上流階級
美和子の部屋へ入ると、彼女は数人のメイドに取り囲まれ、下着姿になっていた。太郎の気配に気づくと、そのままふりむく。
下着姿だというのに恥ずかしがる様子もなく、明るく声をかけてきた。
「ああ、太郎さん。来てくれたのね。あたし、今日はじめて高倉ケン太さまにお会いするのよ。道着すがたではお目にかけられないから、大急ぎで着替えなきゃ……。太郎さんにも手伝ってもらおうと思ったけど、メイドたちがいるからいいわ。それより、来客用のラウンジに先に行って、ケン太さんにお待たせするよう言づてお願いできないかしら?」
かしこまりました……と太郎は頭をさげた。
じぶんも仕事着を着替えないと……。
部屋へ向かう太郎の脳裏に、執事学校で言われたことが蘇る。
「上流階級で生まれ育ったかたは、たいがい他人の前で下着、もしくは全裸になっても平気なのです」
講義をしているのは礼儀作法の講師だった。小柄な、五十代の老婦人で、一生のほとんどをメイドで過ごしたという経験豊富な女性だった。彼女は講義をつづけた。
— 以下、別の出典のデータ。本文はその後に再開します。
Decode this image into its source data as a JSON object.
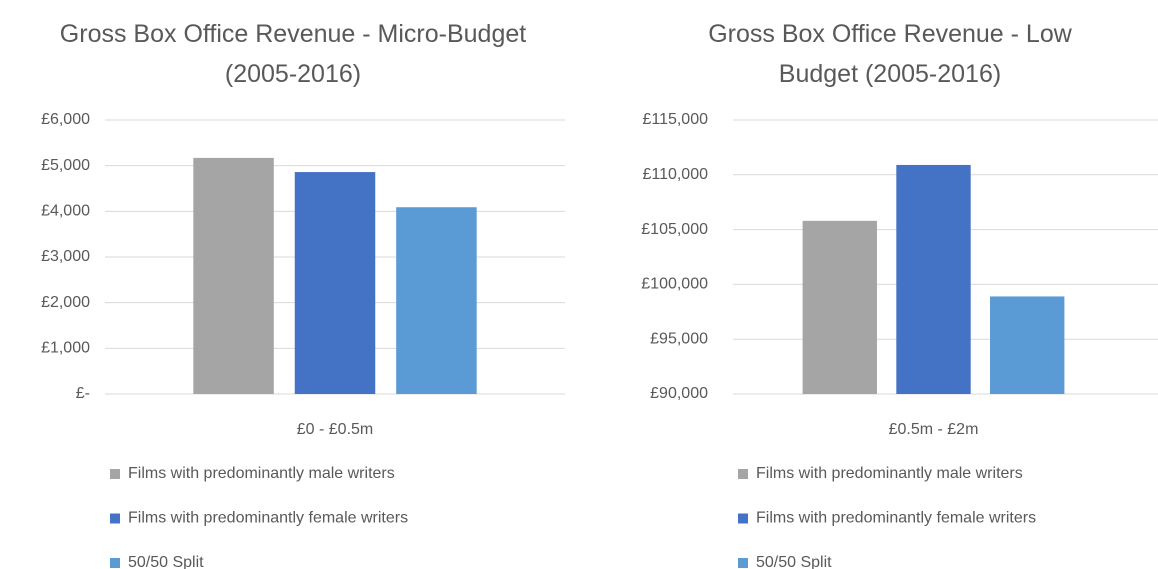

「なぜなら幼少のころからメイド、召し使いたちに着替えを手伝ってもらっているから、他人の、しかも召し使いの目は気にならないのです。だからあなたたちも上流階級のお屋敷に奉公することになったら、そのような場面に出会ってもうろたえることのないように気をつけないといけませんよ」
そう言って講師はにやりと笑った。
「もしあなたがたが恥ずかしがったり、顔を赤らめたりしたら、かえっておたがい気まずい思いをすることになりますから。いいですね、けっして表情を変えることのなく、平静でいることが肝心です……」
部屋に帰って急いでスーツに着替えると、太郎は言われたとおり来客用のラウンジへと移動した。廊下を歩く太郎は、美和子の下着姿を目にしたとき平静でいられただろうかと自問自答していた。お嬢さまに気まずい思いをさせなかった自信はあったが……。
息を整え、太郎は来客ラウンジのドアの前に立った。そっとノックし、返事を待って中へと入った。
来客用のラウンジの庭に面した側は一面のガラス窓になっている。そこからの採光で、部屋はまぶしいくらいに明るい。窓際にいくつかの長椅子がのべられていて、ひとつに高倉ケン太がゆったりと座っていた。